Слово интеллигенция непереводимо, а явление, обозначенное им, неопределяемо. Впрочем непереводимость - свойство и самого явления. В этом смысле понятие интеллигенции - предварительное понятие, понятие-предчувствие.
Оно появилось как русское заимствование в определенный момент западной истории (во Франции в 20-х годах, вероятно, по следам русской революции). Но что значит «заимствование»? (Моше Левин, например, размышляет об одном из последних непереводимых слов: «Термин перестройка вошел в мировой политический словарь не только потому, что он отражает реальное содержание большой и сложной задачи, стоящей перед Советским Союзом, но и потому, что эта же задача стоит, хотим мы этого или нет, и перед всем миром».) Когда и почему понятие «чужое», «чуждое» (именно непереводимое) оказывается потребностью всемирной истории? Каковы те медленные эволюционные процессы или, напротив, резкие социально-исторические повороты, которые, чтобы осмыслить себя, вдруг прибегают к заимствованиям из иных культур? Когда реальность уникальна настолько, что определяющее ее слово непереводимо, а потребность определить - неотложна? Наконец, не ставит ли проблема заимствования и перехода из одного языка в другой (учитывая дальнейшее использование и развитие терминов) под сомнение иллюзию изначально подразумевающейся ими общей истории?
Интеллигенция - это «русское заимствование» требует или по меньшей мере напрашивается на сопоставление с родственным французским явлением уже потому, что явление это со времен дела Дрейфуса и памятного «Манифеста интеллектуалов» в газете «Аврора» имело собственное слово, определяющее его, - интеллектуалы.
В общих чертах русская интеллигенция может быть определена решительной безнадежностью Адорно, утверждавшим после геноцида второй мировой: «Интеллигентность - нравственная категория». Но все же (а может, и прежде всего) она определяется следующим парадоксом: по определению, она противится всякому определению, и это ее свойство - основа ее бытия. Возьмем за точку отсчета ее упорное нежелание быть заключенной в жесткие рамки социологических категорий - хотя бы уже потому, что в данном случае она рассматривалась бы как стабильное явление. Иначе говоря, является ли интеллигенция как феномен, появившийся исторически сравнительно недавно, чем-то раз и навсегда данным?

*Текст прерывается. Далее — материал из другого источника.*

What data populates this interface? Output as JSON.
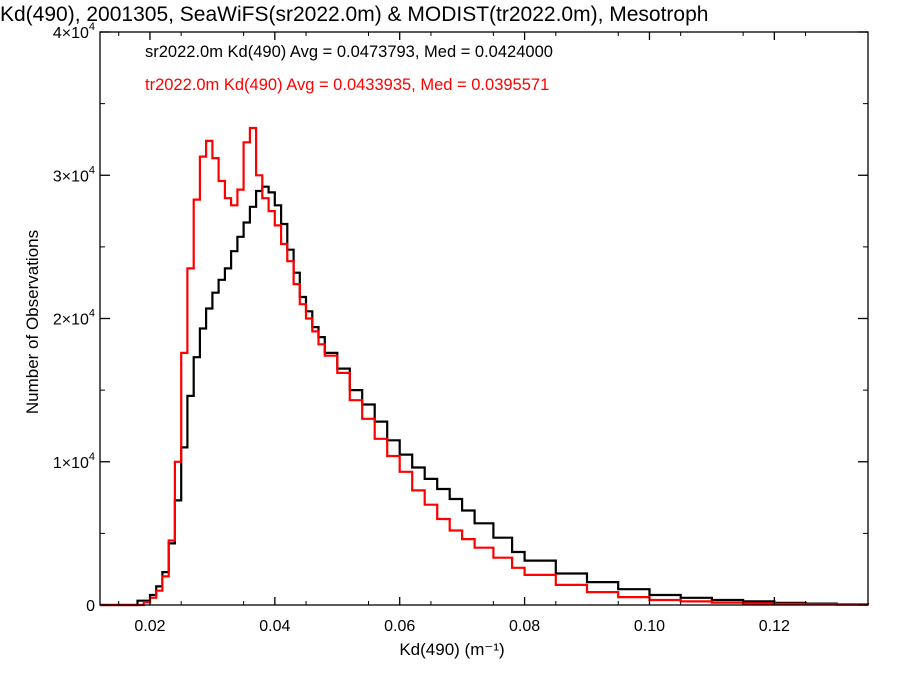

«По уровню бескультурья и лени мы живем почти во времена Меровингов. Надо поистине обладать охотничьим чутьем, чтобы выискивать интеллигентов (…)». Горькая ирония, выразившаяся на страницах популярного французского еженедельника, проводившего недавно анкетирование, могла бы показаться почти банальной, не будь в ней привкуса отчаяния. «Пустота», «отсутствие», «отступление», «деградация», «опустошенность», «все в прошлом» - даже частота употребления подобного лексикона характерна (заметим попутно, что термин «кризис» в нем отсутствует). Анкетирование было чисто журналистским, но оно не утрачивает от этого своей значимости, давая пищу для размышлений. Особенно примечательны результаты опроса об «интеллектуальной власти во Франции», согласно которым пальма первенства отдается Бернару Пиво, ведущему популярной литературной телепрограммы, и Клоду Леви-Стросу. Современность и груз истории, посредничество и творчество уживаются друг с другом, смешиваются и, кажется, со временем превращают в повседневность явления самого разного порядка: понятия «информационного взрыва» и «информационного выбора»; движение к новому подъему недооценивавшихся прежде радио, прессы, ТВ, родившееся в недрах университетского кризиса 70-х годов; наконец, тот факт, отмеченный Пьером Нора, что неологизм «интеллектуал» возник во Франции одновременно с понятием «событие». Если вдуматься, то и сам главный вопрос анкеты: «Кому принадлежит интеллектуальная власть?» - не менее красноречив, чем ответы на него. То же чувствуется и в горько-сладком комментарии одного из победителей опроса К. Леви-Строса, который будто бы не принимает как результаты анкеты, так и самую действительность: «…я принадлежу к прошлому веку… и если мое имя повторяется чаще других, то только потому, что я мешаю меньше других».
Восьмидесятые годы демонстрируют нам, что уже не ставится вопрос об определении (что такое интеллектуал?) и об отношении интеллектуала к власти
- а это был традиционный вопрос, - теперь же спрашивают о власти как таковой, о власти интеллектуала . И ответы подтверждают эту путаницу, это смешение в умах двух вопросов. Мало кто воспротивился сближению слов «интеллектуал» и «власть», кто заявил о «природной и функциональной» их несовместимости, кто напомнил, подобно Леви-Стросу говорящему из «прошлого века», о призвании, которое заключено в нарушении сложившегося порядка вещей, в том, чтобы «противостоять миру» (как говорил Адорно в отчаянном усилии заставить услышать об этом и сознавая, что этого не случится).